We accept code contributions via Pull Requests (PRs). Here are the steps to contribute:

Fork the Repository

Start by forking the apsimNGpy repository on GitHub. This creates a copy of the repo under your GitHub account.

Clone Your Fork

Clone your fork to your local machine:

git clone https://github.com/MAGALA-RICHARD/apsimNGpy.git
cd apsimNGpy
Create a New Branch

Create a new branch for your changes:

git checkout -b your-branch-name
Make Your Changes
Make the necessary changes or additions to the codebase. Please try to adhere to the coding style already in place.
Test Your Changes
Run any existing tests, and add new ones if necessary, to ensure your changes do not break existing functionality.
Commit Your Changes

Commit your changes with a clear commit message that explains what you've done:

git commit -m "A brief explanation of your changes"
Push to GitHub

Push your changes to your fork on GitHub:

git push origin your-branch-name
Submit a Pull Request
Go to the apsimNGpy repository on GitHub, and you'll see a prompt to submit a pull request based on your branch. Click on "Compare & pull request" and describe the changes you've made. Finally, submit the pull request.

Updating Documentation

Improvements or updates to documentation are greatly appreciated. You can submit changes to documentation with the same process used for code contributions.

Join the Discussion

Feel free to join in discussions on issues or pull requests. Your feedback and insights are valuable to the community!

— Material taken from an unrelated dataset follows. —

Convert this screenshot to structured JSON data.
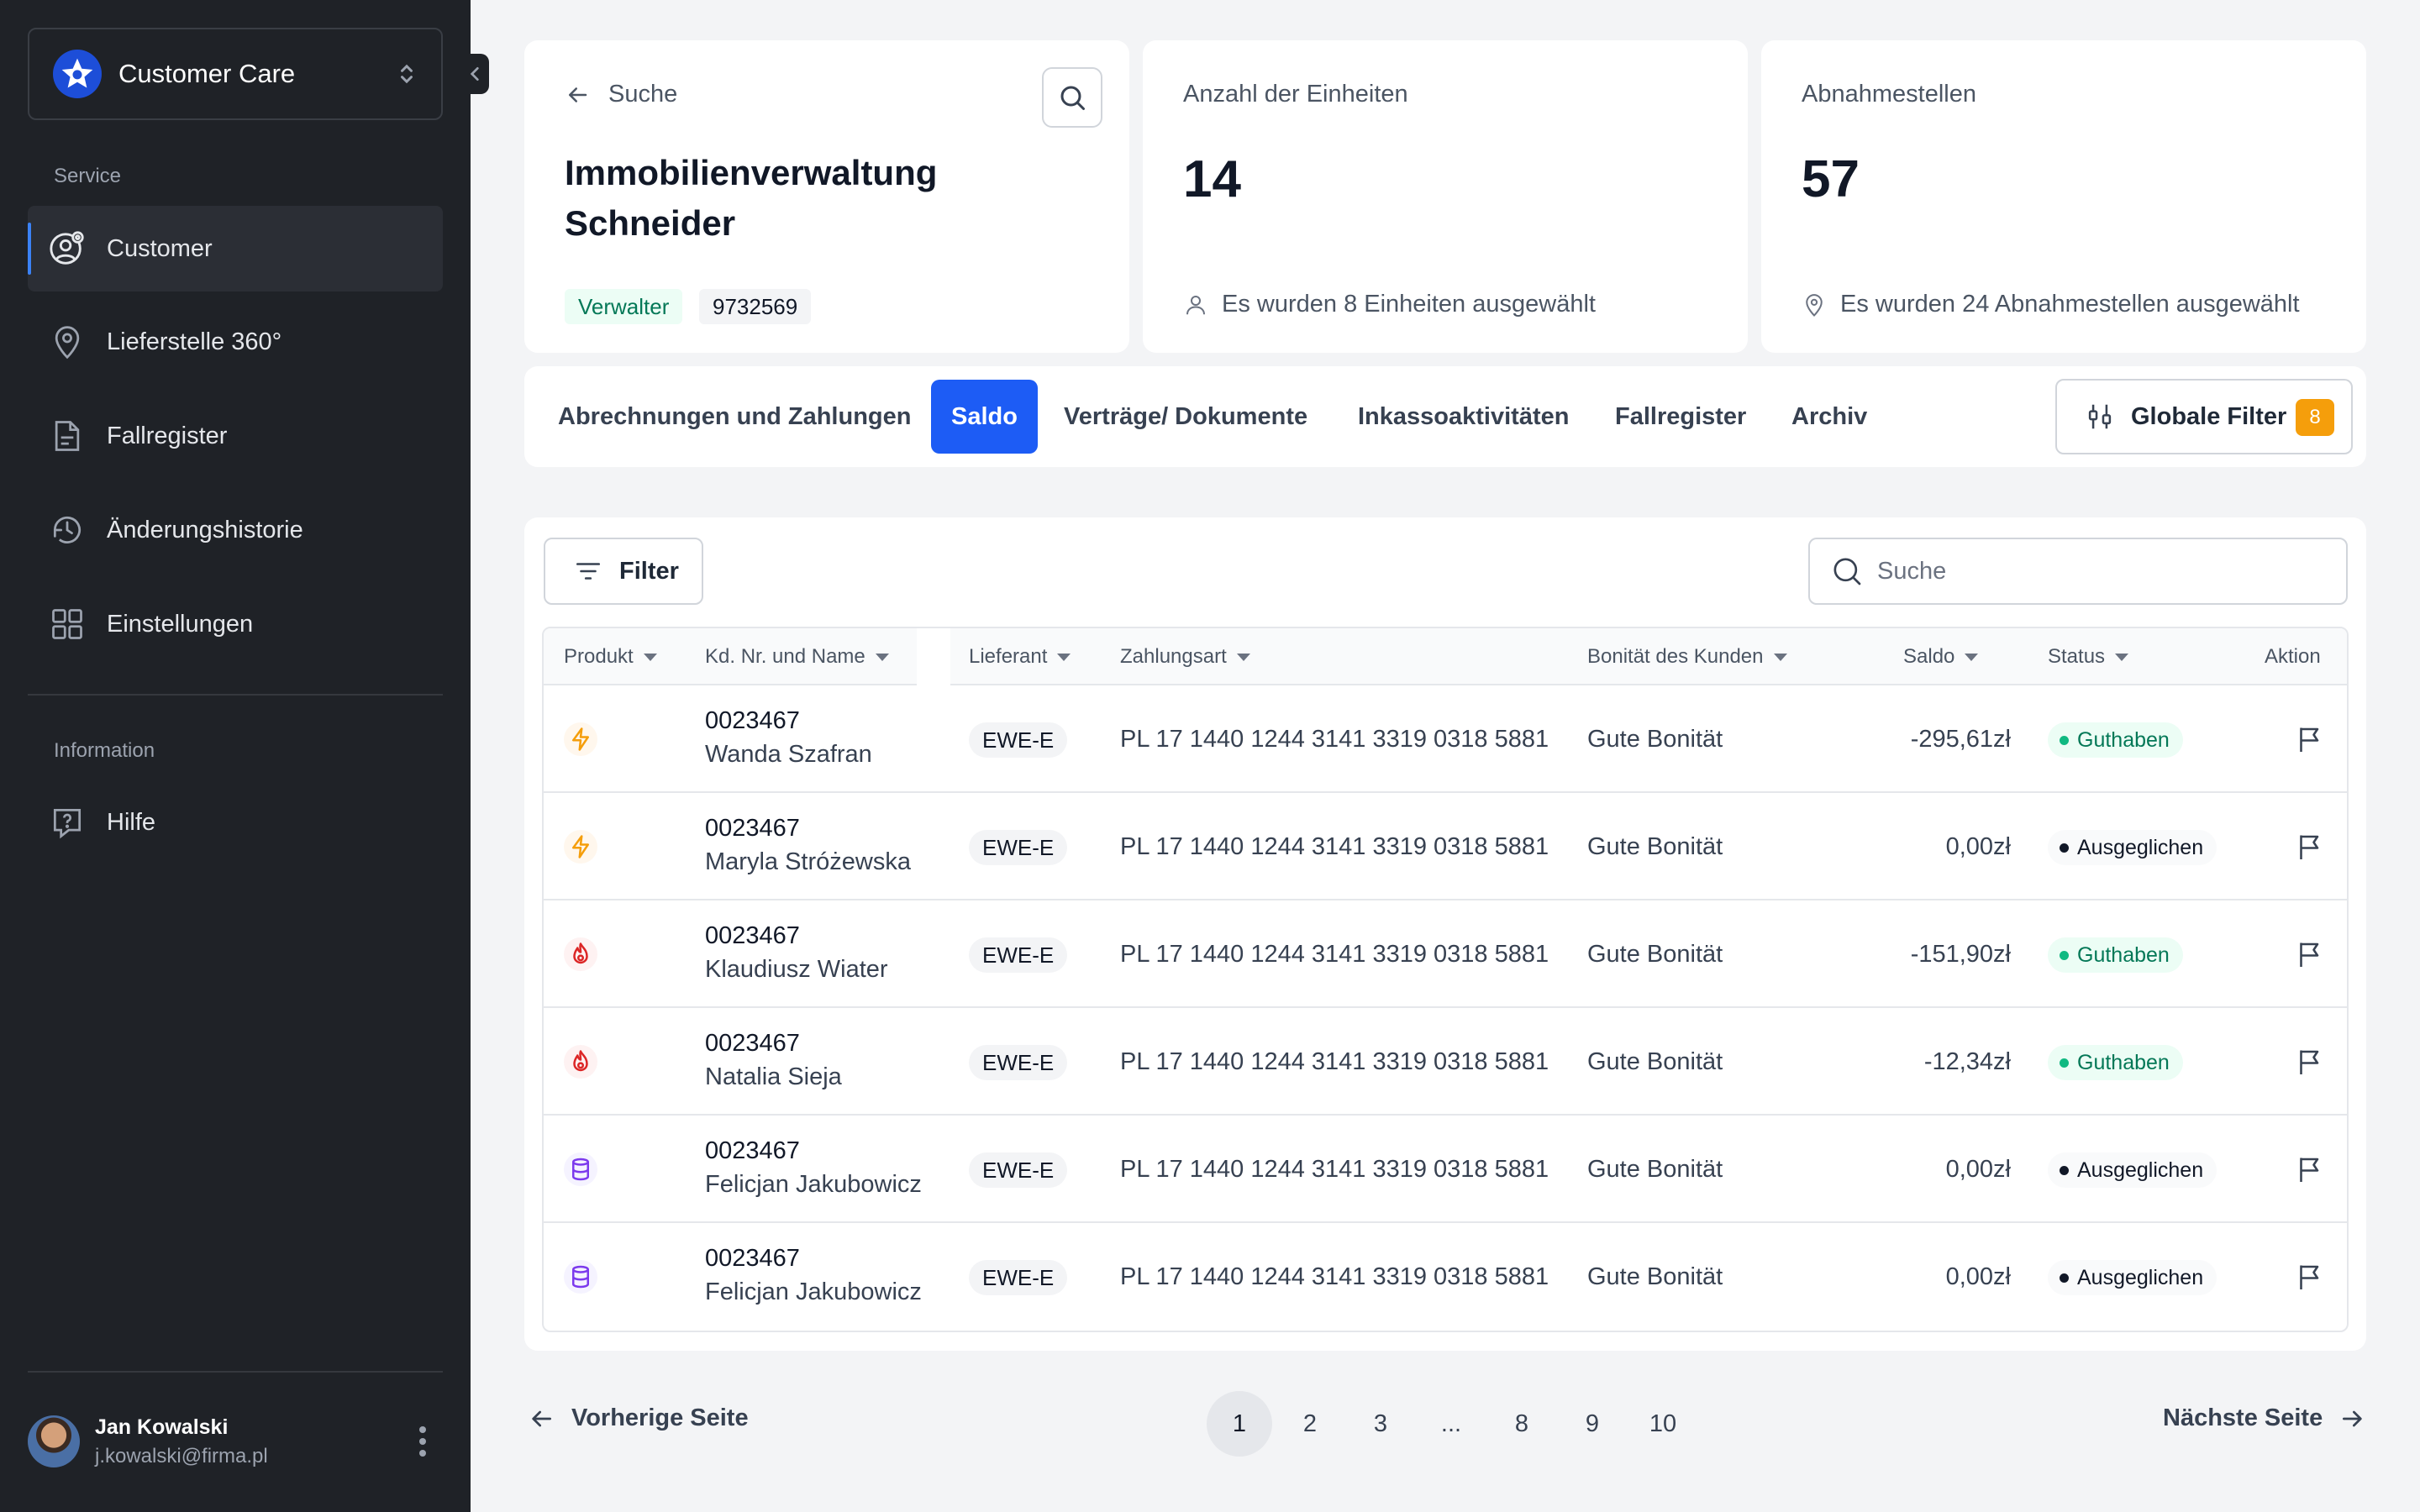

Version 0.0.27.8 new features

Dynamic handling of simulations and their properties

replacements made easier

object oriented factorial experiment set ups and simulations

Acknowledgements

This project, ApsimNGpy, greatly appreciates the support and contributions from various organizations and initiatives that have made this research possible. We extend our gratitude to Iowa State University's C-CHANGE Presidential Interdisciplinary Research Initiative, which has played a pivotal role in the development of this project. Additionally, our work has been significantly supported by a generous grant from the USDA-NIFA Sustainable Agricultural Systems program (Grant ID: 2020-68012-31824), underscoring the importance of sustainable agricultural practices and innovations.

We would also like to express our sincere thanks to the APSIM Initiative. Their commitment to quality assurance and the structured innovation program for APSIM's modelling software has been invaluable. APSIM's software, which is available for free for research and development use, represents a cornerstone for agricultural modeling and simulation. For further details on APSIM and its capabilities, please visit www.apsim.info.

Our project stands on the shoulders of these partnerships and support systems, and we are deeply thankful for their contribution to advancing agricultural research and development. Please not that that this library is designed as a bridge to APSIM software, and we hope that by using this library, you have the appropriate APSIM license to do so whether free or commercial.

Lastly but not least, ApsimNGpy is not created in isolation but draws inspiration from apsimx, an R package (https://cran.r-project.org/web/packages/apsimx/vignettes/apsimx.html). We acknowledge and appreciate the writers and contributors of apsimx for their foundational work. ApsimNGpy is designed to complement apsimx by offering similar functionalities and capabilities in the Python ecosystem.